TriQDef: Disrupting Semantic and Gradient Alignment to Prevent Adversarial Patch Transferability in Quantized Neural Networks
Abstract
Quantized Neural Networks (QNNs) are widely deployed in edge and resource-constrained environments for their efficiency in computation and memory. While quantization distorts gradient landscapes and weakens pixel-level attacks, it offers limited robustness against patch-based adversarial attacks—localized, high-saliency perturbations that remain highly transferable across bit-widths. Existing defenses either overfit to specific quantization settings or fail to address this cross-bit vulnerability. We propose \textbf{TriQDef}, a tri-level quantization-aware defense framework that disrupts the transferability of patch-based attacks across QNNs.
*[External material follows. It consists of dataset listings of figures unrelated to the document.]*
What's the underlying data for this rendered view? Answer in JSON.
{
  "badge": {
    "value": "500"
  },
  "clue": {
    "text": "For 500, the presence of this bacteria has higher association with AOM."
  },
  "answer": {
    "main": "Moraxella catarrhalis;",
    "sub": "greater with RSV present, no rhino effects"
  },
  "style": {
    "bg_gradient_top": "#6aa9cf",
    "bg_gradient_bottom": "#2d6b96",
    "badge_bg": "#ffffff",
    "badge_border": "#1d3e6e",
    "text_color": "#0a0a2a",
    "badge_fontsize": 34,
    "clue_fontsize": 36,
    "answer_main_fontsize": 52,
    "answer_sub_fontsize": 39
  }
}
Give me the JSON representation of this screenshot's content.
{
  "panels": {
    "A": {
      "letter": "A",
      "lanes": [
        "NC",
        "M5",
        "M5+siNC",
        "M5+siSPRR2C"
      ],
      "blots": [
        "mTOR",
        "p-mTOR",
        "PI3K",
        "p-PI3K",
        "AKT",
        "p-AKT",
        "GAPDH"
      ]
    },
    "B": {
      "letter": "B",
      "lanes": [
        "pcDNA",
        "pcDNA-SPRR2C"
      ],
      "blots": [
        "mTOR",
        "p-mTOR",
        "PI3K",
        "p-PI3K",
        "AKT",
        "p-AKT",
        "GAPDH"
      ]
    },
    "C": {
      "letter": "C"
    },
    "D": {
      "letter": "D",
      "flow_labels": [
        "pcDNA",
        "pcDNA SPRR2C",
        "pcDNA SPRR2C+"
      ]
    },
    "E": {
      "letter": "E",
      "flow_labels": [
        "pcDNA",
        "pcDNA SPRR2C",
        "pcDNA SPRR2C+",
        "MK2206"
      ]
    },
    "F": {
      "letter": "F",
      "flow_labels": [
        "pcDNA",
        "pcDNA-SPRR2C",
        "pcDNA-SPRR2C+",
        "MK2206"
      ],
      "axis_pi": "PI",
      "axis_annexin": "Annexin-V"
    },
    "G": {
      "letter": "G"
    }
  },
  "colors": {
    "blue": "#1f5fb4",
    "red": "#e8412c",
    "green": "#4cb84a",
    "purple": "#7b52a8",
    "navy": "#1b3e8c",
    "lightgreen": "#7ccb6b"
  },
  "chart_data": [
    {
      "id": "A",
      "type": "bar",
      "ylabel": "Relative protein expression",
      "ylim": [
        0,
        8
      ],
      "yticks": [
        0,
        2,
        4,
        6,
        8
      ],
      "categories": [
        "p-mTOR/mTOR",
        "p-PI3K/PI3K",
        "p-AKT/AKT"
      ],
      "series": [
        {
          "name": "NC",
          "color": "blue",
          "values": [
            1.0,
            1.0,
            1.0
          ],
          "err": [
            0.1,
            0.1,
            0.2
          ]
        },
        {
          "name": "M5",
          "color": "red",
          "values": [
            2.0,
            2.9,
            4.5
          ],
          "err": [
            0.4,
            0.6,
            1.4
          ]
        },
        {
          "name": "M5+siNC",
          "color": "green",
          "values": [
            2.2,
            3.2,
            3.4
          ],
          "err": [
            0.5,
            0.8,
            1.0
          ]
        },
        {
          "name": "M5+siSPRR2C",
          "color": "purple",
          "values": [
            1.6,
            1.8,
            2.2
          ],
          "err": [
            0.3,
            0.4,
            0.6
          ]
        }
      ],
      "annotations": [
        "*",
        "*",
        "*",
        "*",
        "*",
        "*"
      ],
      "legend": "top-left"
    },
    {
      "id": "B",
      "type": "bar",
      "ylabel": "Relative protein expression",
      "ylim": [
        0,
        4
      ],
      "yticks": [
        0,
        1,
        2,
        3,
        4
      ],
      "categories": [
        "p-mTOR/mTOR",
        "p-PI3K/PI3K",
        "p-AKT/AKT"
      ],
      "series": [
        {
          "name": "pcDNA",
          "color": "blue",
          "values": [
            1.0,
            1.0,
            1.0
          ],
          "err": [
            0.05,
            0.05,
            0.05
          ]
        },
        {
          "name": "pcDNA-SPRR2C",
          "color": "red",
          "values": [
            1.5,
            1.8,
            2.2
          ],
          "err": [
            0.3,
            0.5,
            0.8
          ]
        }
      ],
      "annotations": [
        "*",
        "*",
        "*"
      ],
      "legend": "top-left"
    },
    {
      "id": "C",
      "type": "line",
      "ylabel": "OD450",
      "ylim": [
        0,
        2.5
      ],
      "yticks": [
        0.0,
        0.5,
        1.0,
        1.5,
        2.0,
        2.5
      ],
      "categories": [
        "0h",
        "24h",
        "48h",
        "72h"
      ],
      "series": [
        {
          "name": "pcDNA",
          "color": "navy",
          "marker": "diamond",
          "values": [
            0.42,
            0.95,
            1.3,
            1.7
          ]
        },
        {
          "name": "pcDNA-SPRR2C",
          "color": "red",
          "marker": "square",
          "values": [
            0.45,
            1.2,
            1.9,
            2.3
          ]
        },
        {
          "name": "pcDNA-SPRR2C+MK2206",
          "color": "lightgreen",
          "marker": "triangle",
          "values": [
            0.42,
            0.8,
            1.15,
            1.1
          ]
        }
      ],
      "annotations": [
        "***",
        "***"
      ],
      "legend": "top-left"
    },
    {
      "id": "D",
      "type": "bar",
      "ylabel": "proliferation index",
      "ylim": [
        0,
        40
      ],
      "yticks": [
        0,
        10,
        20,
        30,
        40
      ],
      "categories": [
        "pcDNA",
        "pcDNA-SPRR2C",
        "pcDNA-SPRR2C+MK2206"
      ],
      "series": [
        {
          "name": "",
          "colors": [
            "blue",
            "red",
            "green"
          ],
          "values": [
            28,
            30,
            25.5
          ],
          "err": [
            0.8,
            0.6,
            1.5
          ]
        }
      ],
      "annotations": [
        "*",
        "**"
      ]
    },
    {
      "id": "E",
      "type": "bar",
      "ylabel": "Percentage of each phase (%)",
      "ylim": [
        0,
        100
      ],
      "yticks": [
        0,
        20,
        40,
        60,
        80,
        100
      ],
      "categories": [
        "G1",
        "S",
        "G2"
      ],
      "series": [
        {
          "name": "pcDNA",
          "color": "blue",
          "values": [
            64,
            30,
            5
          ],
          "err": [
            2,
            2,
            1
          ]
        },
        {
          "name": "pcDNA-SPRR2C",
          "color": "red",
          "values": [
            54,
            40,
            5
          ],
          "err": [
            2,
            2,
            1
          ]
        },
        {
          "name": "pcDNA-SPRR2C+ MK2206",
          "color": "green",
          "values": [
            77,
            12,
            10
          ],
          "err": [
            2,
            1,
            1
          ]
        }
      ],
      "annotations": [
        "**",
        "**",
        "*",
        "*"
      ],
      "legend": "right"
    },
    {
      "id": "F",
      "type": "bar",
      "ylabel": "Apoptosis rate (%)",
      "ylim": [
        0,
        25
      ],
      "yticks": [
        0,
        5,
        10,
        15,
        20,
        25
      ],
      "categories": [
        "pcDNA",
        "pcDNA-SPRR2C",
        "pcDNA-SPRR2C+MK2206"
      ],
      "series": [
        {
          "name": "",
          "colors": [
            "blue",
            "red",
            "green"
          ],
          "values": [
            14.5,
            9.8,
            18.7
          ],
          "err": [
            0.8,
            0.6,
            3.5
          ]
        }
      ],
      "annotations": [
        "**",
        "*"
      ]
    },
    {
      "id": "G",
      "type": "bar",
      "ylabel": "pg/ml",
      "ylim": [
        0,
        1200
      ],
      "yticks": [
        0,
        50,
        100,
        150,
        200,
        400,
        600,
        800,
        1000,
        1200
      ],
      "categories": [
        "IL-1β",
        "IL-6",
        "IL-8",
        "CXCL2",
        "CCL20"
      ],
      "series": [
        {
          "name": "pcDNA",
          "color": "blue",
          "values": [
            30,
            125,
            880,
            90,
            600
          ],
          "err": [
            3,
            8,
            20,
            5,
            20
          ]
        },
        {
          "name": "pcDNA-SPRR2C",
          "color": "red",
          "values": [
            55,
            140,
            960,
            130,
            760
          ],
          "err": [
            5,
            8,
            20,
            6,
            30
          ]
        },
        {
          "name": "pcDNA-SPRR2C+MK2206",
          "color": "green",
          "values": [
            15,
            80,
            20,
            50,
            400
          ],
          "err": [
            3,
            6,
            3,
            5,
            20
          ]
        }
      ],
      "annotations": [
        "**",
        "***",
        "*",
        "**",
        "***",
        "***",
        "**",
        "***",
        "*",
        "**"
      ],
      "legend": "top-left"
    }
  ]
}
TriQDef integrates: (1) a \emph{Feature Disalignment Penalty (FDP)} that enforces semantic inconsistency by penalizing perceptual similarity in intermediate features; (2) a \emph{Gradient Perceptual Dissonance Penalty (GPDP)} that misaligns input gradients across quantization levels using structural metrics such as Edge IoU and HOG Cosine; and (3) a \emph{Joint Quantization-Aware Training Protocol} that applies these penalties within a \emph{shared backbone} jointly optimized across multiple quantizers. Extensive experiments on CIFAR-10 and ImageNet show that TriQDef lowers Attack Success Rates (ASR) by over 40\% on unseen patch and quantization combinations while preserving high clean accuracy. These results highlight the importance of disrupting both semantic and perceptual gradient alignment to mitigate patch transferability in QNNs.